L’agriculture climato-intelligente constitue une approche efficace pour parvenir à des systèmes agricoles durables. À l’heure actuelle, on ne sait pas vraiment dans quelle mesure les producteur·rices d’anacardes du Bénin adoptent des pratiques climato-intelligentes ou comment l’augmentation des plantations a modifié la gestion foncière du pays ces dernières années.

Maximiser la productivité et les avantages environnementaux avec CajuLab

Le projet CajuLab, financé par Wehubit et mis en œuvre par TechnoServe, en collaboration avec l’Agence Territoriale de Développement Agricole et la Fédération Nationale des Producteurs d’Anacarde du Bénin (FENAPAB), collabore avec une société béninoise de drones et une équipe internationale de recherche en algorithmique pour exploiter des technologies émergentes comme les drones et l’apprentissage automatique dans l’optique d’accroître durablement la production d’anacardes.

Sahadatou ATTA KAKAYATCHI

« Le projet CajuLab est le bienvenu dans cette ère numérique. Je suis heureuse qu’il s’intègre au secteur agricole béninois. Je souhaite contribuer étroitement au projet, afin qu’il atteigne les objectifs, tout en tenant compte des problèmes auxquels nous sommes confronté·es en tant qu’agriculteur·rices dans nos exploitations. »

Alex NOUGBODOHOUE

 

« CajuLab est un projet pertinent pour développer un répertoire précis des plantations d’anacardiers. Je pense qu’il peut contribuer à faire avancer l’agriculture béninoise sur le plan technologique. 
J’espère qu’à la fin du projet, il existera une base de données fiables sur les plantations (zones, cartes précises, nombre d’arbres par plantation), car ce n’est pas le cas actuellement. »
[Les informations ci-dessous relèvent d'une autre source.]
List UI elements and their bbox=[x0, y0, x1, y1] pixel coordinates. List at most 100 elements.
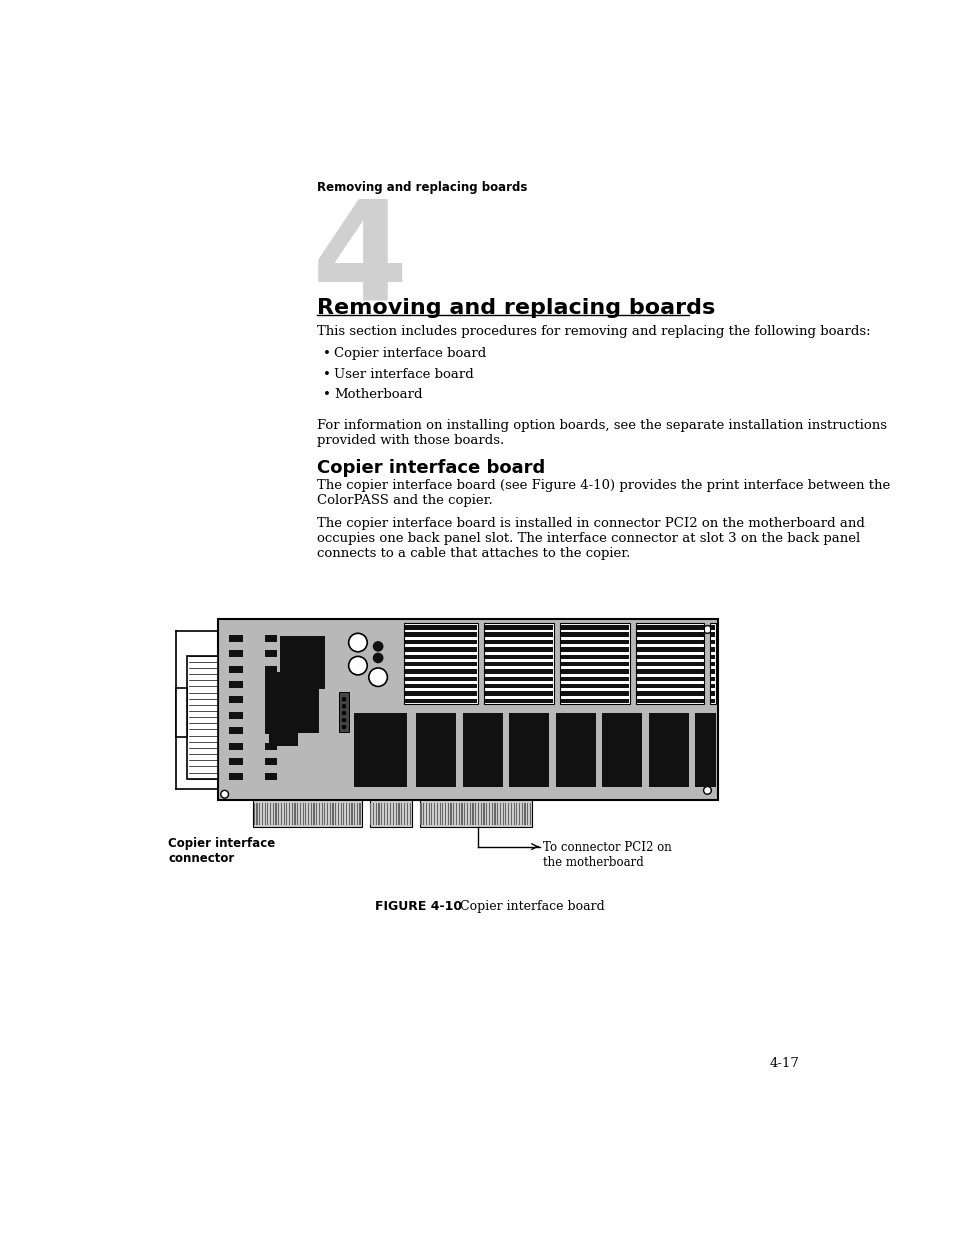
Circle shape bbox=[373, 642, 382, 651]
Bar bbox=[494, 803, 495, 825]
Bar bbox=[229, 697, 243, 704]
Bar bbox=[265, 727, 277, 734]
Bar bbox=[229, 727, 243, 734]
Circle shape bbox=[703, 626, 711, 634]
Bar bbox=[555, 714, 596, 787]
Bar bbox=[560, 647, 629, 652]
Bar bbox=[560, 677, 629, 680]
Bar bbox=[648, 714, 688, 787]
Bar bbox=[469, 803, 471, 825]
Bar bbox=[327, 803, 328, 825]
Bar bbox=[516, 803, 517, 825]
Bar bbox=[486, 803, 487, 825]
Text: Removing and replacing boards: Removing and replacing boards bbox=[316, 182, 527, 194]
Bar bbox=[484, 677, 553, 680]
Text: 4-17: 4-17 bbox=[769, 1057, 799, 1070]
Bar bbox=[710, 640, 715, 645]
Bar bbox=[710, 692, 715, 695]
Bar bbox=[710, 655, 715, 659]
Bar bbox=[453, 803, 454, 825]
Bar bbox=[265, 666, 277, 673]
Bar bbox=[405, 699, 476, 703]
Bar bbox=[637, 625, 703, 630]
Bar bbox=[710, 677, 715, 680]
Bar bbox=[709, 624, 716, 704]
Bar bbox=[405, 655, 476, 659]
Bar bbox=[560, 640, 629, 645]
Bar bbox=[265, 773, 277, 781]
Bar bbox=[508, 803, 509, 825]
Circle shape bbox=[703, 787, 711, 794]
Bar bbox=[390, 803, 391, 825]
Bar bbox=[710, 632, 715, 637]
Bar bbox=[318, 803, 319, 825]
Bar bbox=[559, 624, 629, 704]
Bar bbox=[373, 803, 374, 825]
Bar bbox=[422, 803, 424, 825]
Bar bbox=[405, 692, 476, 695]
Bar bbox=[484, 640, 553, 645]
Bar bbox=[560, 692, 629, 695]
Bar bbox=[513, 803, 515, 825]
Bar bbox=[302, 803, 303, 825]
Bar bbox=[560, 669, 629, 673]
Bar bbox=[560, 699, 629, 703]
Bar bbox=[472, 803, 473, 825]
Bar bbox=[405, 625, 476, 630]
Bar bbox=[259, 803, 260, 825]
Bar bbox=[229, 773, 243, 781]
Bar bbox=[405, 669, 476, 673]
Bar bbox=[499, 803, 500, 825]
Bar bbox=[253, 800, 361, 827]
Bar bbox=[253, 803, 254, 825]
Bar bbox=[395, 803, 396, 825]
Bar bbox=[484, 692, 553, 695]
Circle shape bbox=[348, 656, 367, 674]
Text: Copier interface board: Copier interface board bbox=[334, 347, 486, 359]
Bar bbox=[491, 803, 493, 825]
Bar bbox=[530, 803, 531, 825]
Text: For information on installing option boards, see the separate installation instr: For information on installing option boa… bbox=[316, 419, 886, 447]
Bar bbox=[431, 803, 432, 825]
Bar bbox=[229, 742, 243, 750]
Bar bbox=[488, 803, 490, 825]
Bar bbox=[265, 651, 277, 657]
Bar bbox=[305, 803, 306, 825]
Bar bbox=[229, 680, 243, 688]
Bar bbox=[442, 803, 443, 825]
Bar bbox=[527, 803, 528, 825]
Text: This section includes procedures for removing and replacing the following boards: This section includes procedures for rem… bbox=[316, 325, 869, 338]
Bar bbox=[308, 803, 309, 825]
Circle shape bbox=[342, 698, 345, 700]
Bar bbox=[636, 624, 703, 704]
Circle shape bbox=[342, 725, 345, 729]
Bar bbox=[218, 620, 718, 800]
Bar bbox=[351, 803, 353, 825]
Bar bbox=[404, 803, 405, 825]
Bar bbox=[510, 803, 512, 825]
Bar bbox=[637, 684, 703, 688]
Bar bbox=[405, 662, 476, 667]
Circle shape bbox=[342, 711, 345, 715]
Text: FIGURE 4-10: FIGURE 4-10 bbox=[375, 900, 461, 914]
Bar bbox=[484, 684, 553, 688]
Bar bbox=[405, 640, 476, 645]
Bar bbox=[340, 803, 341, 825]
Bar bbox=[265, 680, 277, 688]
Bar bbox=[292, 803, 293, 825]
Bar bbox=[484, 625, 553, 630]
Bar bbox=[509, 714, 549, 787]
Bar bbox=[637, 662, 703, 667]
Bar bbox=[369, 800, 412, 827]
Bar bbox=[286, 803, 287, 825]
Bar bbox=[321, 803, 322, 825]
Bar bbox=[484, 669, 553, 673]
Bar bbox=[434, 803, 435, 825]
Text: To connector PCI2 on
the motherboard: To connector PCI2 on the motherboard bbox=[542, 841, 671, 869]
Bar bbox=[484, 624, 554, 704]
Bar bbox=[475, 803, 476, 825]
Text: •: • bbox=[323, 347, 331, 359]
Bar bbox=[270, 803, 271, 825]
Text: The copier interface board (see Figure 4-10) provides the print interface betwee: The copier interface board (see Figure 4… bbox=[316, 478, 889, 506]
Bar bbox=[637, 640, 703, 645]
Des drones équipés d’une technologie d’imagerie avancée seront utilisés pour effectuer la cartographie aérienne des plantations d’anacardiers. Un algorithme automatisera ensuite la classification des anacardiers, l’évaluation de l’état des plantations, les pratiques agricoles adoptées par les agriculteur·rices, l’état du sol, etc. Ces informations permettront de mieux cibler les agriculteur·rices et de déterminer le contenu des modules de formation qui leur seront dispensés en vue de promouvoir des techniques agricoles climato-intelligentes. Le projet facilitera la formation de quelque 10.000 agriculteurs et agricultrices à l’agriculture climato-intelligente. Le kit de formation sera partagé avec les partenaires, afin que son impact perdure après la clôture du programme.

Drone Pxbay

© TechnoServe

Collaborer avec les agriculteurs pour une production durable

TechnoServe a présenté le projet CajuLab à Parakou (nord du Bénin) aux producteur·rices d’anacardes et aux organisations partenaires de la filière, notamment l’Agence Territoriale de Développement Agricole, la Fédération Nationale des Producteurs d’Anacarde du Bénin et ses filiales, et la Fédération Nationale des Pépiniéristes d’Anacardiers Certifiés du Bénin.
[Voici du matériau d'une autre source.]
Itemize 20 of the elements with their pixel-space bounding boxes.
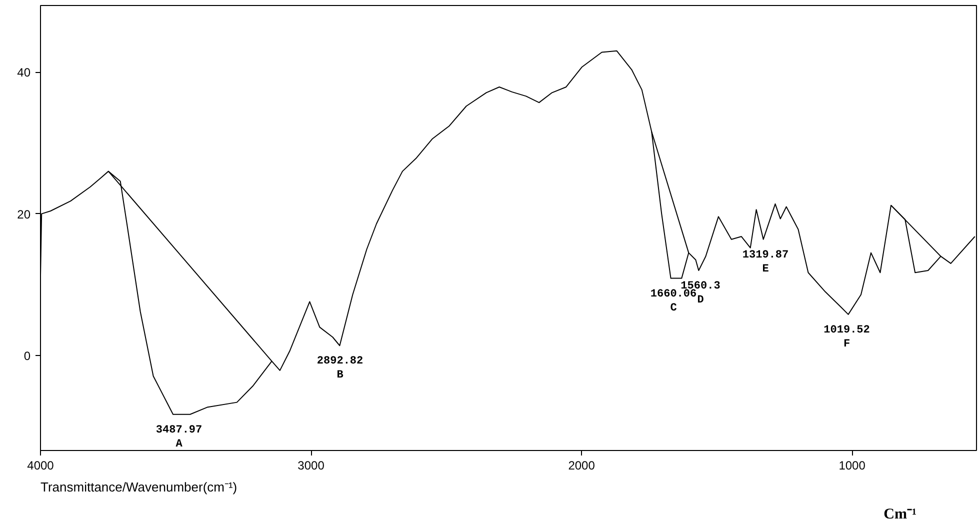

L’atelier de présentation du projet a inclus une visite d’une exploitation pour illustrer clairement les avantages du projet CajuLab

Producteur d’anacardes dans le village de Gounin à Parakou (nord du Bénin), Sabiwo Tabe possède une exploitation de 3 hectares d’anacardiers plantés il y a 15 ans. Au moment de la plantation des anacardiers, M. Tabe n’a pas respecté les directives d’espacement recommandé, car il n’avait pas eu de formation sur les bonnes pratiques agricoles. Quinze ans plus tard, il affirme ne toujours pas disposer des connaissances nécessaires pour prendre bien soin de sa plantation et obtenir des résultats satisfaisants. En conséquence, la plantation est en mauvaise santé (les plantes sont de couleur jaunâtre) et les anacardiers sont entremêlés et produisent moins. En outre, il ne sait pas combien d’anacardiers compte sa plantation. Concernant les résultats escomptés du projet CajuLab, il déclare :

« Le projet CajuLab me permettra d’augmenter mes rendements et ma production, et me motivera à mieux prendre soin de ma plantation à l’avenir. »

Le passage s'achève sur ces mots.